Sie sieht zuversichtlich in die Zukunft. Allein schon wegen der Kollegen, die sie bereits gut kennt. „Wenn man so ein Team hat, tritt man ein solches Amt ganz anders an“, sagt Coldwell. Sie freut sich auf die weitere Zusammenarbeit mit den rund 50 Lehrern. Und auch über die drei Sekretärinnen spricht sie nur lobende Worte: „Sie arbeiten super zusammen.“ Hausmeister Stefan Rießenberger sei zudem „ein Traum, er denkt mit, kümmert sich“.

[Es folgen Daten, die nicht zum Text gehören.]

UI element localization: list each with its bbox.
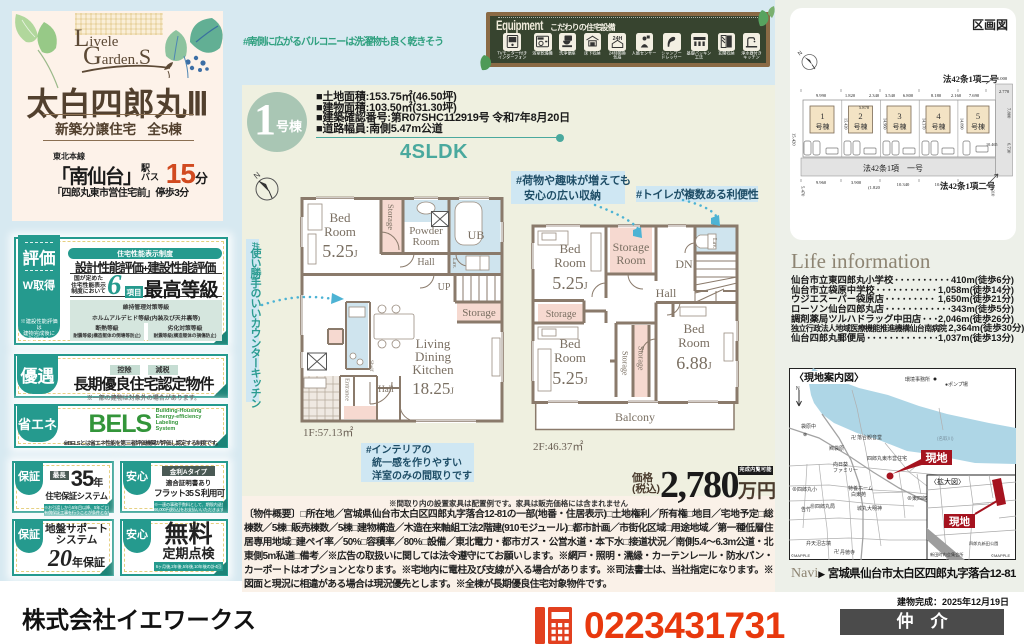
svg-text:2.160: 2.160 [951, 93, 962, 98]
svg-text:5.470: 5.470 [801, 186, 806, 197]
svg-text:(名取川): (名取川) [937, 435, 954, 442]
svg-text:8.180: 8.180 [931, 93, 942, 98]
svg-text:⊗四郎丸小: ⊗四郎丸小 [792, 486, 817, 493]
svg-text:号棟: 号棟 [893, 122, 907, 131]
svg-text:号棟: 号棟 [854, 122, 868, 131]
svg-text:10.465: 10.465 [986, 142, 998, 147]
svg-text:告竹: 告竹 [801, 506, 811, 513]
svg-text:区画図: 区画図 [972, 18, 1008, 32]
svg-text:ファミリー: ファミリー [833, 468, 858, 474]
svg-text:特養ホーム: 特養ホーム [848, 485, 873, 492]
svg-text:向日葵: 向日葵 [833, 461, 848, 468]
svg-text:四郎丸東市営住宅: 四郎丸東市営住宅 [867, 455, 907, 462]
svg-text:24H: 24H [612, 36, 622, 42]
svg-text:卍: 卍 [834, 549, 839, 555]
svg-text:㈱袋原: ㈱袋原 [829, 445, 844, 452]
svg-text:5.25J: 5.25J [552, 368, 588, 388]
svg-text:〈現地案内図〉: 〈現地案内図〉 [794, 371, 864, 384]
svg-text:四郎丸新田公園: 四郎丸新田公園 [969, 540, 998, 547]
svg-text:3: 3 [897, 111, 901, 121]
svg-text:袋原中: 袋原中 [801, 423, 816, 430]
svg-text:14.370: 14.370 [922, 118, 927, 130]
svg-text:号棟: 号棟 [816, 122, 830, 131]
svg-text:6.88J: 6.88J [676, 353, 712, 373]
svg-text:6.800: 6.800 [903, 93, 914, 98]
svg-text:Entrance: Entrance [344, 378, 351, 401]
svg-text:Balcony: Balcony [615, 410, 655, 424]
svg-text:3.540: 3.540 [885, 93, 896, 98]
svg-text:Hall: Hall [378, 384, 394, 394]
svg-text:環境事務所: 環境事務所 [905, 376, 930, 383]
svg-text:18.25J: 18.25J [412, 379, 454, 398]
svg-text:城丸大明神: 城丸大明神 [857, 505, 882, 512]
svg-text:〈拡大図〉: 〈拡大図〉 [930, 477, 965, 486]
svg-text:©MAPPLE: ©MAPPLE [991, 553, 1011, 558]
svg-text:新田町内会集会所: 新田町内会集会所 [930, 551, 964, 558]
svg-text:現地: 現地 [926, 451, 948, 465]
svg-text:白東苑: 白東苑 [851, 491, 866, 498]
svg-text:法42条1項 一号: 法42条1項 一号 [863, 163, 923, 173]
svg-text:N: N [797, 50, 804, 57]
svg-text:現地: 現地 [949, 515, 970, 528]
svg-text:法42条1項二号: 法42条1項二号 [940, 181, 996, 191]
svg-text:14.960: 14.960 [883, 118, 888, 130]
svg-text:1.820: 1.820 [845, 93, 856, 98]
svg-text:15.420: 15.420 [792, 133, 797, 146]
svg-text:5.000: 5.000 [997, 76, 1008, 81]
svg-text:9.990: 9.990 [816, 93, 827, 98]
svg-text:(1.820: (1.820 [868, 185, 881, 190]
svg-text:3.900: 3.900 [851, 180, 862, 185]
svg-text:㊞四郎丸局: ㊞四郎丸局 [810, 503, 835, 510]
svg-text:15.420: 15.420 [844, 118, 849, 130]
svg-text:落合観音堂: 落合観音堂 [857, 434, 882, 441]
svg-text:7.690: 7.690 [969, 93, 980, 98]
svg-text:Kitchen: Kitchen [412, 362, 454, 377]
svg-text:2.770: 2.770 [999, 89, 1010, 94]
svg-text:N: N [796, 386, 800, 392]
svg-text:5: 5 [976, 111, 980, 121]
svg-text:Storage: Storage [621, 351, 630, 376]
svg-text:法42条1項二号: 法42条1項二号 [943, 74, 999, 84]
svg-text:号棟: 号棟 [932, 122, 946, 131]
svg-text:6.730: 6.730 [1007, 143, 1012, 154]
svg-text:Room: Room [554, 350, 586, 365]
svg-text:5.870: 5.870 [859, 105, 870, 110]
svg-text:©MAPPLE: ©MAPPLE [791, 553, 811, 558]
svg-text:9.960: 9.960 [816, 180, 827, 185]
svg-text:1: 1 [820, 111, 824, 121]
svg-text:号棟: 号棟 [971, 122, 985, 131]
svg-text:弁天沼古墳: 弁天沼古墳 [806, 540, 831, 547]
svg-text:卍: 卍 [851, 435, 856, 441]
svg-text:7.800: 7.800 [1007, 108, 1012, 119]
svg-text:2.340: 2.340 [869, 93, 880, 98]
svg-text:10.340: 10.340 [897, 182, 910, 187]
svg-text:●ポンプ場: ●ポンプ場 [945, 381, 968, 388]
svg-text:Storage: Storage [637, 346, 646, 371]
svg-text:14.090: 14.090 [960, 118, 965, 130]
svg-text:⊗: ⊗ [803, 432, 807, 438]
svg-text:Shelf: Shelf [368, 360, 375, 372]
svg-text:2: 2 [858, 111, 862, 121]
svg-text:丹徳寺: 丹徳寺 [840, 549, 855, 556]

Optimistisch stimmen sie auch die vergangenen Jahre als Konrektorin, in denen sie eng mit Schulleiter Hans Socher gearbeitet hat. „Die Linie hat einfach gepasst“, sagt Coldwell. „Der eine hat einen Satz angefangen und da wusste der andere schon, wie er weitergeht.“ Nun aber geht Socher – und hinterlasse „große Fußstapfen“, sagt sie. Die will sie nicht krampfhaft ausfüllen. „Ich muss meinen eigenen Stil entwickeln.“

Die Stärken der Schule will sie dabei auf jeden Fall bewahren. „Wahrscheinlich sagt das jeder über seine Schule, aber bei uns steht jeder Einzelne im Mittelpunkt, es wird auf jeden eingegangen“, sagt sie. Über ihrem Schreibtisch hängt dazu der passende Spruch: „Jedem das Seine zu seiner Zeit, anstatt jedem immer das Gleiche“, steht mit blauer Schrift auf einem weißen Blatt. Coldwell blickt auf den Zettel. „So soll es sein.“

Dieser Zettel wird in den kommenden Monaten umziehen. Wie viele andere Dinge aus Coldwells Büro. Sie zieht um in jenen Raum, in dem jetzt noch Socher arbeitet. Ins Chef-Büro. Das ist auf der anderen Seite des Sekretariats. Wer ihren bisherigen Platz einnimmt, wer Konrektor wird, ist noch nicht bekannt.